“Results From Working With a Personal Trainer”

Hey Evan,

My name is Matt Guffey and I’m the owner of Victory High Performance, a personal trainer and strength coach who works with athletes and general population folks alike.. I figured I could help with your story if you still need some info!

What a client can expect varies according to myriad factors including but not limited to frequency, consistency, diet, and sleep..

I see my clients minimum twice a week to ensure that they see results, although many of my clients come four times per week so they can certainly expect to see better body composition, increased performance gains, etc. than those who come less frequently.

I used to do it once a week for some people but I found that they weren’t doing anything else outside of our time together and then it’s nearly impossible to see or feel a difference. Two times weekly allows us to hit every major movement at least once and sometimes twice. 

To make things simple…

1 month: Feel and move better. All of my clients have stated that they at the very least notice a difference in how they feel and move which is ultimately the greatest metric when it comes to fitness.
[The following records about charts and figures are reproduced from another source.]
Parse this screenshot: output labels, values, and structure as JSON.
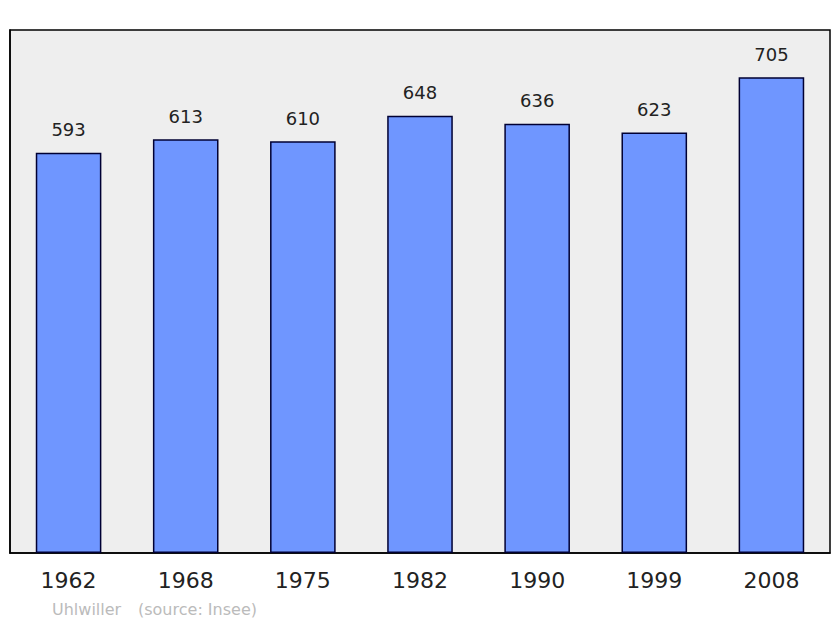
{
  "chart_data": {
    "type": "bar",
    "categories": [
      "1962",
      "1968",
      "1975",
      "1982",
      "1990",
      "1999",
      "2008"
    ],
    "values": [
      593,
      613,
      610,
      648,
      636,
      623,
      705
    ],
    "color": "#6f96ff",
    "ylim": [
      0,
      775
    ],
    "grid": false,
    "data_labels": true,
    "tick_labels": "x",
    "annotations": [
      "Uhlwiller",
      "(source: Insee)"
    ]
  }
}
6 months: Improved body composition (provided their diet and sleep regimen is on point) and increased strength, power, lung capacity as well as decreased sub maximal heart rate and improved metabolic efficiency.
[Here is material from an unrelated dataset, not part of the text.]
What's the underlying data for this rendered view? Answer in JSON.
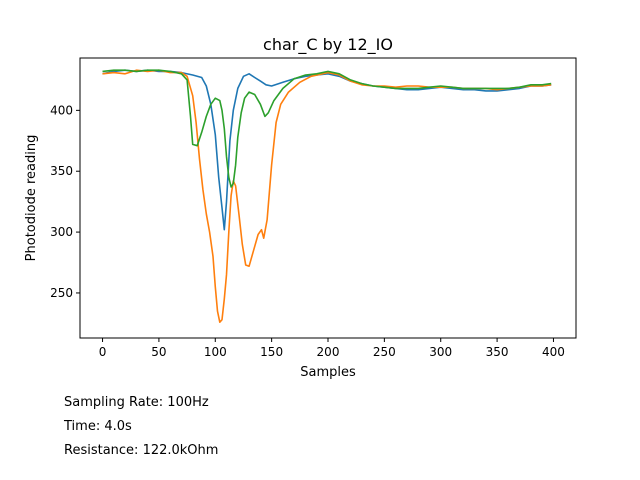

12 months: Huge improvement in strength gains. We have “gold standard” strength markers that we’re always pushing towards and I’d say after a year of consistent training they will likely have reached one or more of those goals 

Re: results with v. without a trainer.. 

With a trainer you *should* have clearly defined goals and intelligently planned programming geared toward achieving said goals, which is the major benefit qualified trainers provide.
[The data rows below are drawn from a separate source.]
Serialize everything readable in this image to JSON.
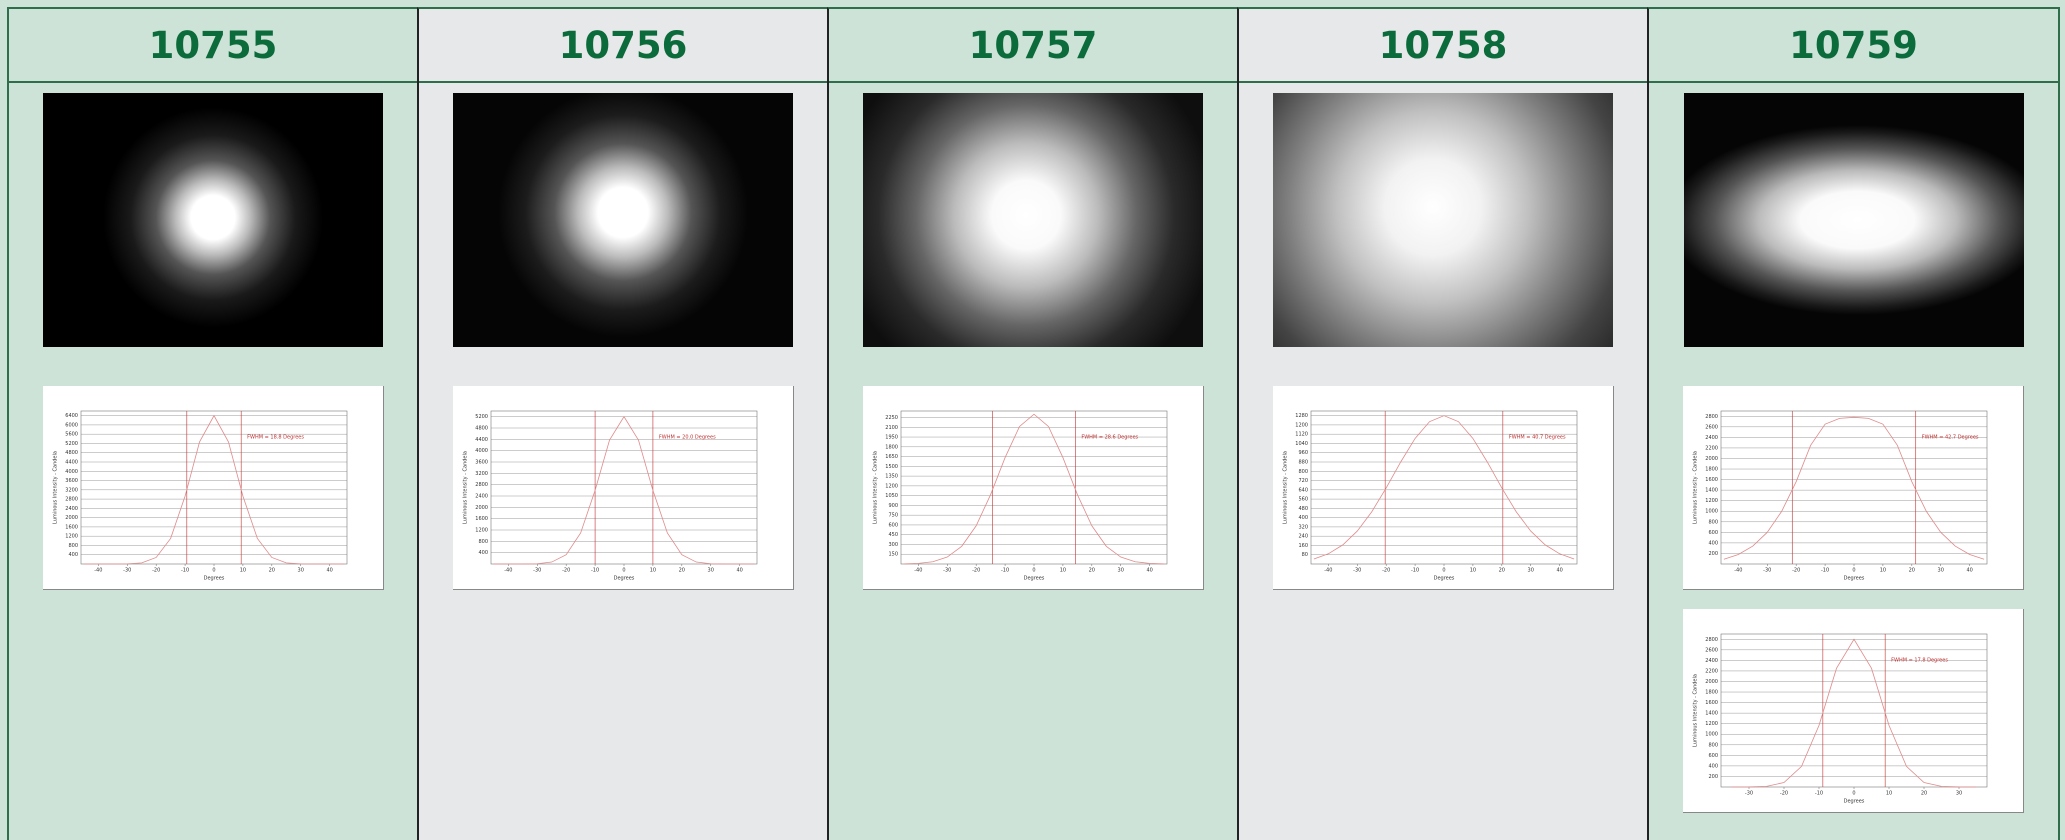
{
  "columns": [
    {
      "id": "10755",
      "charts": [
        {
          "fwhm": "FWHM = 18.8 Degrees",
          "xlabel": "Degrees",
          "ylabel": "Luminous Intensity - Candela",
          "xlim": [
            -46,
            46
          ],
          "xticks": [
            -40,
            -30,
            -20,
            -10,
            0,
            10,
            20,
            30,
            40
          ],
          "ylim": [
            0,
            6600
          ],
          "yticks": [
            400,
            800,
            1200,
            1600,
            2000,
            2400,
            2800,
            3200,
            3600,
            4000,
            4400,
            4800,
            5200,
            5600,
            6000,
            6400
          ],
          "fwhm_lines": [
            -9.4,
            9.4
          ],
          "x": [
            -45,
            -40,
            -35,
            -30,
            -25,
            -20,
            -15,
            -10,
            -5,
            0,
            5,
            10,
            15,
            20,
            25,
            30,
            35,
            40,
            45
          ],
          "values": [
            0,
            0,
            0,
            6,
            48,
            282,
            1103,
            2930,
            5265,
            6400,
            5265,
            2930,
            1103,
            282,
            48,
            6,
            0,
            0,
            0
          ]
        }
      ]
    },
    {
      "id": "10756",
      "charts": [
        {
          "fwhm": "FWHM = 20.0 Degrees",
          "xlabel": "Degrees",
          "ylabel": "Luminous Intensity - Candela",
          "xlim": [
            -46,
            46
          ],
          "xticks": [
            -40,
            -30,
            -20,
            -10,
            0,
            10,
            20,
            30,
            40
          ],
          "ylim": [
            0,
            5400
          ],
          "yticks": [
            400,
            800,
            1200,
            1600,
            2000,
            2400,
            2800,
            3200,
            3600,
            4000,
            4400,
            4800,
            5200
          ],
          "fwhm_lines": [
            -10,
            10
          ],
          "x": [
            -45,
            -40,
            -35,
            -30,
            -25,
            -20,
            -15,
            -10,
            -5,
            0,
            5,
            10,
            15,
            20,
            25,
            30,
            35,
            40,
            45
          ],
          "values": [
            0,
            0,
            1,
            10,
            69,
            327,
            1096,
            2600,
            4374,
            5200,
            4374,
            2600,
            1096,
            327,
            69,
            10,
            1,
            0,
            0
          ]
        }
      ]
    },
    {
      "id": "10757",
      "charts": [
        {
          "fwhm": "FWHM = 28.6 Degrees",
          "xlabel": "Degrees",
          "ylabel": "Luminous Intensity - Candela",
          "xlim": [
            -46,
            46
          ],
          "xticks": [
            -40,
            -30,
            -20,
            -10,
            0,
            10,
            20,
            30,
            40
          ],
          "ylim": [
            0,
            2350
          ],
          "yticks": [
            150,
            300,
            450,
            600,
            750,
            900,
            1050,
            1200,
            1350,
            1500,
            1650,
            1800,
            1950,
            2100,
            2250
          ],
          "fwhm_lines": [
            -14.3,
            14.3
          ],
          "x": [
            -45,
            -40,
            -35,
            -30,
            -25,
            -20,
            -15,
            -10,
            -5,
            0,
            5,
            10,
            15,
            20,
            25,
            30,
            35,
            40,
            45
          ],
          "values": [
            2,
            10,
            35,
            107,
            272,
            587,
            1067,
            1635,
            2112,
            2300,
            2112,
            1635,
            1067,
            587,
            272,
            107,
            35,
            10,
            2
          ]
        }
      ]
    },
    {
      "id": "10758",
      "charts": [
        {
          "fwhm": "FWHM = 40.7 Degrees",
          "xlabel": "Degrees",
          "ylabel": "Luminous Intensity - Candela",
          "xlim": [
            -46,
            46
          ],
          "xticks": [
            -40,
            -30,
            -20,
            -10,
            0,
            10,
            20,
            30,
            40
          ],
          "ylim": [
            0,
            1320
          ],
          "yticks": [
            80,
            160,
            240,
            320,
            400,
            480,
            560,
            640,
            720,
            800,
            880,
            960,
            1040,
            1120,
            1200,
            1280
          ],
          "fwhm_lines": [
            -20.35,
            20.35
          ],
          "x": [
            -45,
            -40,
            -35,
            -30,
            -25,
            -20,
            -15,
            -10,
            -5,
            0,
            5,
            10,
            15,
            20,
            25,
            30,
            35,
            40,
            45
          ],
          "values": [
            43,
            88,
            165,
            284,
            450,
            656,
            879,
            1083,
            1228,
            1280,
            1228,
            1083,
            879,
            656,
            450,
            284,
            165,
            88,
            43
          ]
        }
      ]
    },
    {
      "id": "10759",
      "charts": [
        {
          "fwhm": "FWHM = 42.7 Degrees",
          "xlabel": "Degrees",
          "ylabel": "Luminous Intensity - Candela",
          "xlim": [
            -46,
            46
          ],
          "xticks": [
            -40,
            -30,
            -20,
            -10,
            0,
            10,
            20,
            30,
            40
          ],
          "ylim": [
            0,
            2900
          ],
          "yticks": [
            200,
            400,
            600,
            800,
            1000,
            1200,
            1400,
            1600,
            1800,
            2000,
            2200,
            2400,
            2600,
            2800
          ],
          "fwhm_lines": [
            -21.35,
            21.35
          ],
          "x": [
            -45,
            -40,
            -35,
            -30,
            -25,
            -20,
            -15,
            -10,
            -5,
            0,
            5,
            10,
            15,
            20,
            25,
            30,
            35,
            40,
            45
          ],
          "values": [
            90,
            180,
            340,
            600,
            1000,
            1560,
            2250,
            2650,
            2760,
            2780,
            2760,
            2650,
            2250,
            1560,
            1000,
            600,
            340,
            180,
            90
          ]
        },
        {
          "fwhm": "FWHM = 17.8 Degrees",
          "xlabel": "Degrees",
          "ylabel": "Luminous Intensity - Candela",
          "xlim": [
            -38,
            38
          ],
          "xticks": [
            -30,
            -20,
            -10,
            0,
            10,
            20,
            30
          ],
          "ylim": [
            0,
            2900
          ],
          "yticks": [
            200,
            400,
            600,
            800,
            1000,
            1200,
            1400,
            1600,
            1800,
            2000,
            2200,
            2400,
            2600,
            2800
          ],
          "fwhm_lines": [
            -8.9,
            8.9
          ],
          "x": [
            -35,
            -30,
            -25,
            -20,
            -15,
            -10,
            -5,
            0,
            5,
            10,
            15,
            20,
            25,
            30,
            35
          ],
          "values": [
            0,
            1,
            12,
            85,
            391,
            1168,
            2249,
            2800,
            2249,
            1168,
            391,
            85,
            12,
            1,
            0
          ]
        }
      ]
    }
  ]
}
I say *should* because not all trainers are created equal and I still see a lot of trainers come up with random workouts with no purpose or end goal that are simply geared toward wearing their clients out and it’s no way to train.

Without a trainer you risk overtraining certain muscle groups (often the chest, triceps and shoulders) and detraining others (most commonly the back, glutes, and hamstrings).

New clients should expect to make serious but incremental, sustainable lifestyle changes in order to see results. If they fuel properly, sleep enough, and train intelligently and frequently then there shouldn’t be any reason they can’t achieve body composition and/or performance goals!